Lots of GP models + nowcasting

Automatic kernel selection with GPs

I’m a really big fan of this package GitHub - probsys/AutoGP.jl: Automated Bayesian model discovery for time series data which does automated Gaussian process kernel selection in a particularly clever way.

Way back in the day I was interested in particle filters/SMC methods and their interface to parameter inference (i.e. pMCMC etc). AutoGP does a really clever multi-stage inference powered by the Gen.jl PPL:

  • Outer layer is an ensemble of particles. Each particle represents a GP model with a particular structure and parameters. As you pass this more data you reweight and resample the ensemble (standard particle filter technique.)
  • In-between new data ingestion you can propose new kernal structures according to a really neat walk on a graph structure of kernels. Its not as simple as proposing going from say SE → Linear, you can make those proposal but also combination moves of kernel * new_kernel, kernel + new_kernel and CP(kernel, new_kernel) which represents proposing a change point in the validity of one auto-covariance structure in favour of another. These get proposed using a specialise MH step which wraps HMC steps for the continuous parameters in the proposed discrete structures.

AutoGP has a really nice API to do the above on a big chunk of data or in small sequential chunks.

Nowcasting

The big problem for an epi application point of view is that it doesn’t have a “natural” way to include nowcast modelling. AutoGP is heavily specialised into being the best it can be in the restricted domain of pure time series modelling i.e. no covariates and no multidimenisional inputs like x = (reference_date, report_date).

To get around this I’ve developed NowcastAutoGP with my Center for Forecasting and Outbreak Analytics hat on (ok I actually only have one hat) GitHub - CDCgov/NowcastAutoGP: Combining AutoGP (Gaussian process ensembles with kernel structure discovery) with data revisions .

The idea is pretty simple; NowcastAutoGP ingests nowcast samples from any nowcast model that can generate nowcast samples, and uses the AutoGP sequential data ingestion API to batch forecasts over the set of sampled nowcasts.

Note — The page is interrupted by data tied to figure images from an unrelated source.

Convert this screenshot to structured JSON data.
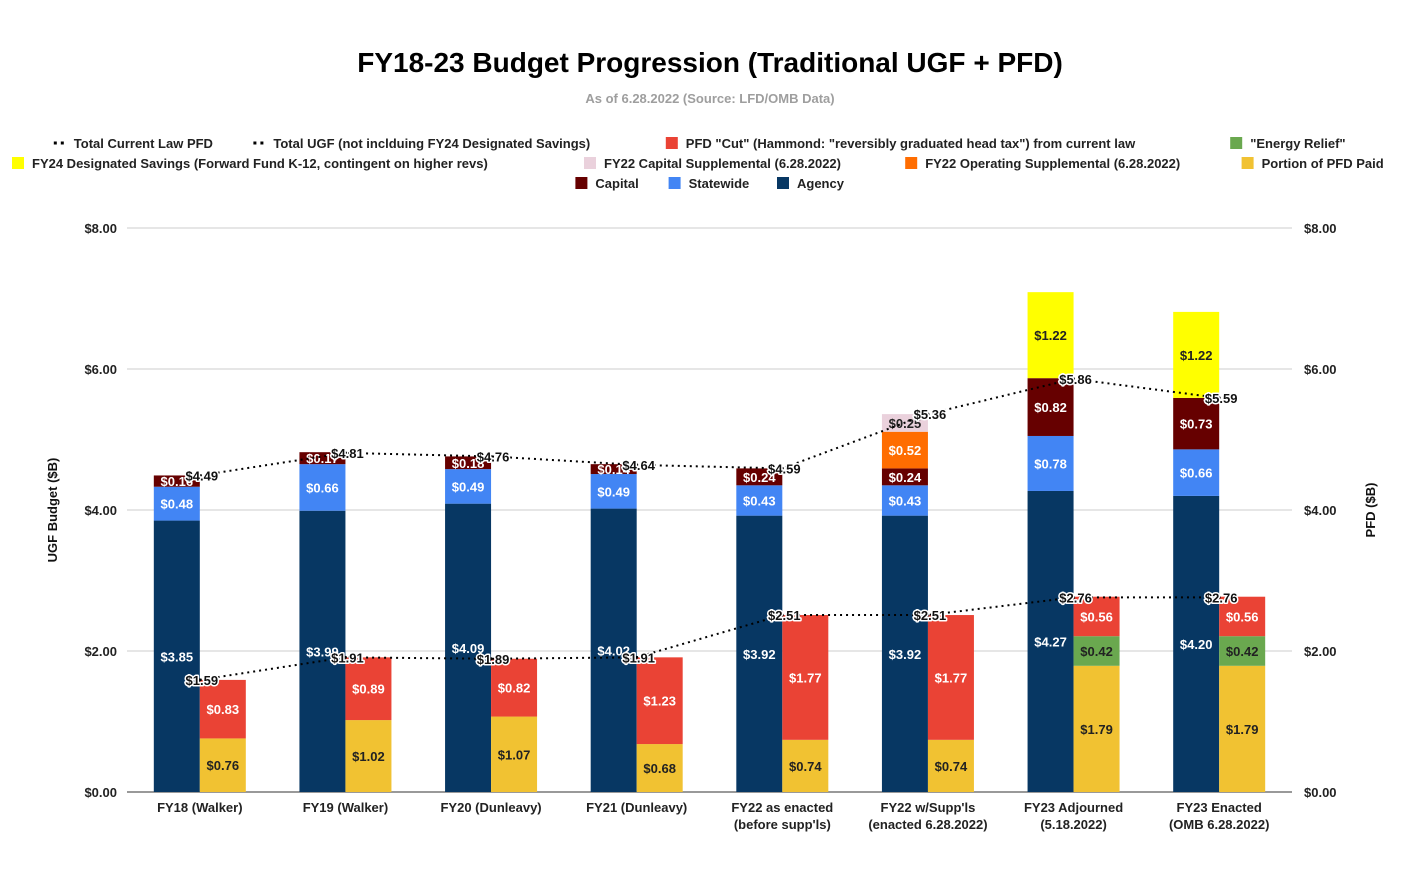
{
  "chart_data": {
    "type": "bar",
    "stacked": true,
    "title": "FY18-23 Budget Progression (Traditional UGF + PFD)",
    "subtitle": "As of 6.28.2022 (Source: LFD/OMB Data)",
    "ylabel_left": "UGF Budget ($B)",
    "ylabel_right": "PFD ($B)",
    "ylim": [
      0,
      8
    ],
    "yticks": [
      "$0.00",
      "$2.00",
      "$4.00",
      "$6.00",
      "$8.00"
    ],
    "grid": true,
    "legend_position": "top",
    "categories": [
      [
        "FY18 (Walker)"
      ],
      [
        "FY19 (Walker)"
      ],
      [
        "FY20 (Dunleavy)"
      ],
      [
        "FY21 (Dunleavy)"
      ],
      [
        "FY22 as enacted",
        "(before supp'ls)"
      ],
      [
        "FY22 w/Supp'ls",
        "(enacted 6.28.2022)"
      ],
      [
        "FY23 Adjourned",
        "(5.18.2022)"
      ],
      [
        "FY23 Enacted",
        "(OMB 6.28.2022)"
      ]
    ],
    "legend": [
      {
        "name": "Total Current Law PFD",
        "type": "line",
        "color": "#000000"
      },
      {
        "name": "Total UGF (not inclduing FY24 Designated Savings)",
        "type": "line",
        "color": "#000000"
      },
      {
        "name": "PFD \"Cut\" (Hammond: \"reversibly graduated head tax\") from current law",
        "type": "bar",
        "color": "#ea4335"
      },
      {
        "name": "\"Energy Relief\"",
        "type": "bar",
        "color": "#6aa84f"
      },
      {
        "name": "FY24 Designated Savings (Forward Fund K-12, contingent on higher revs)",
        "type": "bar",
        "color": "#ffff00"
      },
      {
        "name": "FY22 Capital Supplemental (6.28.2022)",
        "type": "bar",
        "color": "#ead1dc"
      },
      {
        "name": "FY22 Operating Supplemental (6.28.2022)",
        "type": "bar",
        "color": "#ff6d01"
      },
      {
        "name": "Portion of PFD Paid",
        "type": "bar",
        "color": "#f1c232"
      },
      {
        "name": "Capital",
        "type": "bar",
        "color": "#660000"
      },
      {
        "name": "Statewide",
        "type": "bar",
        "color": "#4285f4"
      },
      {
        "name": "Agency",
        "type": "bar",
        "color": "#073763"
      }
    ],
    "ugf_stack": {
      "series_order": [
        "Agency",
        "Statewide",
        "Capital",
        "FY22 Operating Supplemental (6.28.2022)",
        "FY22 Capital Supplemental (6.28.2022)",
        "FY24 Designated Savings (Forward Fund K-12, contingent on higher revs)"
      ],
      "colors": [
        "#073763",
        "#4285f4",
        "#660000",
        "#ff6d01",
        "#ead1dc",
        "#ffff00"
      ],
      "label_colors": [
        "#ffffff",
        "#ffffff",
        "#ffffff",
        "#ffffff",
        "#222222",
        "#222222"
      ],
      "values": [
        [
          3.85,
          0.48,
          0.16,
          0,
          0,
          0
        ],
        [
          3.99,
          0.66,
          0.17,
          0,
          0,
          0
        ],
        [
          4.09,
          0.49,
          0.18,
          0,
          0,
          0
        ],
        [
          4.02,
          0.49,
          0.14,
          0,
          0,
          0
        ],
        [
          3.92,
          0.43,
          0.24,
          0,
          0,
          0
        ],
        [
          3.92,
          0.43,
          0.24,
          0.52,
          0.25,
          0
        ],
        [
          4.27,
          0.78,
          0.82,
          0,
          0,
          1.22
        ],
        [
          4.2,
          0.66,
          0.73,
          0,
          0,
          1.22
        ]
      ],
      "labels": [
        [
          "$3.85",
          "$0.48",
          "$0.16",
          "",
          "",
          ""
        ],
        [
          "$3.99",
          "$0.66",
          "$0.17",
          "",
          "",
          ""
        ],
        [
          "$4.09",
          "$0.49",
          "$0.18",
          "",
          "",
          ""
        ],
        [
          "$4.02",
          "$0.49",
          "$0.14",
          "",
          "",
          ""
        ],
        [
          "$3.92",
          "$0.43",
          "$0.24",
          "",
          "",
          ""
        ],
        [
          "$3.92",
          "$0.43",
          "$0.24",
          "$0.52",
          "$0.25",
          ""
        ],
        [
          "$4.27",
          "$0.78",
          "$0.82",
          "",
          "",
          "$1.22"
        ],
        [
          "$4.20",
          "$0.66",
          "$0.73",
          "",
          "",
          "$1.22"
        ]
      ]
    },
    "pfd_stack": {
      "series_order": [
        "Portion of PFD Paid",
        "\"Energy Relief\"",
        "PFD \"Cut\" (Hammond: \"reversibly graduated head tax\") from current law"
      ],
      "colors": [
        "#f1c232",
        "#6aa84f",
        "#ea4335"
      ],
      "label_colors": [
        "#222222",
        "#222222",
        "#ffffff"
      ],
      "values": [
        [
          0.76,
          0,
          0.83
        ],
        [
          1.02,
          0,
          0.89
        ],
        [
          1.07,
          0,
          0.82
        ],
        [
          0.68,
          0,
          1.23
        ],
        [
          0.74,
          0,
          1.77
        ],
        [
          0.74,
          0,
          1.77
        ],
        [
          1.79,
          0.42,
          0.56
        ],
        [
          1.79,
          0.42,
          0.56
        ]
      ],
      "labels": [
        [
          "$0.76",
          "",
          "$0.83"
        ],
        [
          "$1.02",
          "",
          "$0.89"
        ],
        [
          "$1.07",
          "",
          "$0.82"
        ],
        [
          "$0.68",
          "",
          "$1.23"
        ],
        [
          "$0.74",
          "",
          "$1.77"
        ],
        [
          "$0.74",
          "",
          "$1.77"
        ],
        [
          "$1.79",
          "$0.42",
          "$0.56"
        ],
        [
          "$1.79",
          "$0.42",
          "$0.56"
        ]
      ]
    },
    "lines": [
      {
        "name": "Total UGF (not inclduing FY24 Designated Savings)",
        "values": [
          4.49,
          4.81,
          4.76,
          4.64,
          4.59,
          5.36,
          5.86,
          5.59
        ],
        "labels": [
          "$4.49",
          "$4.81",
          "$4.76",
          "$4.64",
          "$4.59",
          "$5.36",
          "$5.86",
          "$5.59"
        ]
      },
      {
        "name": "Total Current Law PFD",
        "values": [
          1.59,
          1.91,
          1.89,
          1.91,
          2.51,
          2.51,
          2.76,
          2.76
        ],
        "labels": [
          "$1.59",
          "$1.91",
          "$1.89",
          "$1.91",
          "$2.51",
          "$2.51",
          "$2.76",
          "$2.76"
        ]
      }
    ]
  }
}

The upside is that this is very flexible, you can choose your favourite nowcasting model to generate nowcasts and pipe into AutoGP’s handy forecast tooling. The downside is that because its not a joint nowcast/forecast model the posterior distribution of the nowcasts is not influenced by the likely trajectory of the GP models… which opens you up to misspecification in extreme examples.